02/16/2006 23:52:23.587 CCM|StationInit: (0000832) OpenReceiveChannelAck Status=0, IpAddr=0x8e0210ac, Port=16660, PartyID=67110209|<:STANDALONECLUSTER><:172.16.1.11><:4><:172.16.2.142><:SEP00137F163AC6>
02/16/2006 23:52:24.868 CCM|StationInit: (0000832) OpenReceiveChannelAck Status=0, IpAddr=0x8e0210ac, Port=16786, PartyID=67110210|<:STANDALONECLUSTER><:172.16.1.11><:4><:172.16.2.142><:SEP00137F163AC6>
02/16/2006 23:57:36.625 CCM|StationInit: (0000832) OnHook.|<:STANDALONECLUSTER><:172.16.1.11><:4><:172.16.2.142><:SEP00137F163AC6>
Which firmware your are using for the phones?
The 5 minute sounds like h.323 keepalives are missing on the link. H.323 will clear calls if it doesn't receive keepalives, it will trip the 5 minute timer and drop the call thinking that the other side has went down. Are you running NAT or have a PIX between the clusters? My guess is that the timers are not making it from one cluster to the next.
As Steven explained could be more likely a timer issue.
You may also check: CSCeg62469
The Option is to increase the KeepAliveTimer.
The registry setting is:
In my 4.1.3 sr2 server default is 300,000.
Deleting this setting will go back to the Windows 2000 default of 2 hours.
(Cisco OS version 2000.2.4 and earlier)
Or it could be increased to even longer than 2 hours if needed. The setting is in milliseconds.

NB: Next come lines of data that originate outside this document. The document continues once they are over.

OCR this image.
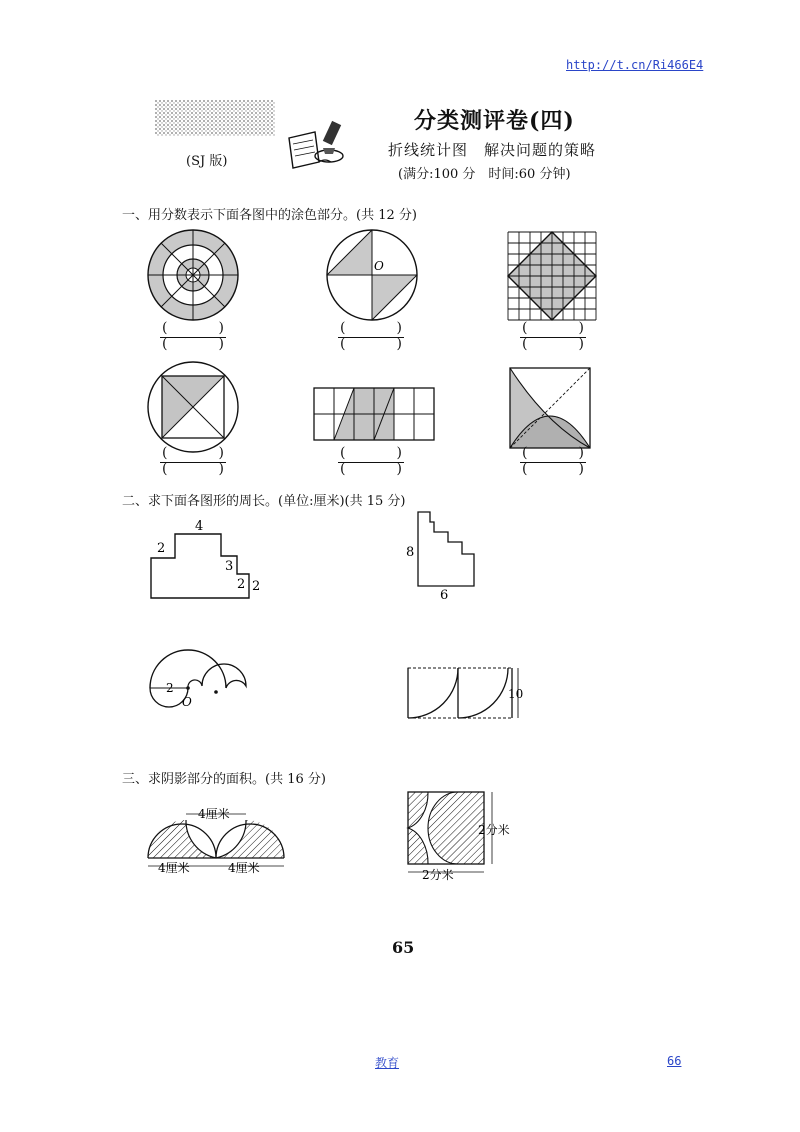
http://t.cn/Ri466E4
(SJ 版)
分类测评卷(四)
折线统计图　解决问题的策略
(满分:100 分　时间:60 分钟)
一、用分数表示下面各图中的涂色部分。(共 12 分)
O
(	)
(	)
(	)
(	)
(	)
(	)
(	)
(	)
(	)
(	)
(	)
(	)
二、求下面各图形的周长。(单位:厘米)(共 15 分)
4
2
3
2 2
8
6
2
O
10
三、求阴影部分的面积。(共 16 分)
4厘米
4厘米	4厘米
2分米
2分米
65
教育	66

This does open up the box for this security vulnerability. "An attacker who was able to connect to network applications could cause a DoS condition by establishing numerous connections.
Try the workaround and let us know the results. You need to reboot Callmanager for the change to take effect.
Any NAT between the CCM servers?
What is the current value for:
Allow TCP KeepAlives For H323,under CCM service parameters, default is True /change it to False) and give it a try.
(Not sure if that parameter was added to 4.1.2sr1)
Let us know.
Looking for that keepalive parameter on the registry setting is 300,000
There is no NAT betweewn the clusters, but there are a Firewall.
In CallManager 4.1(2)sr1 does not exist the Allow TCP KeepAlives For H323 service parameter
Note: When I make a local PSTN call using the same WAN using h323 gateways located in the other cluster the call maintans UP all time.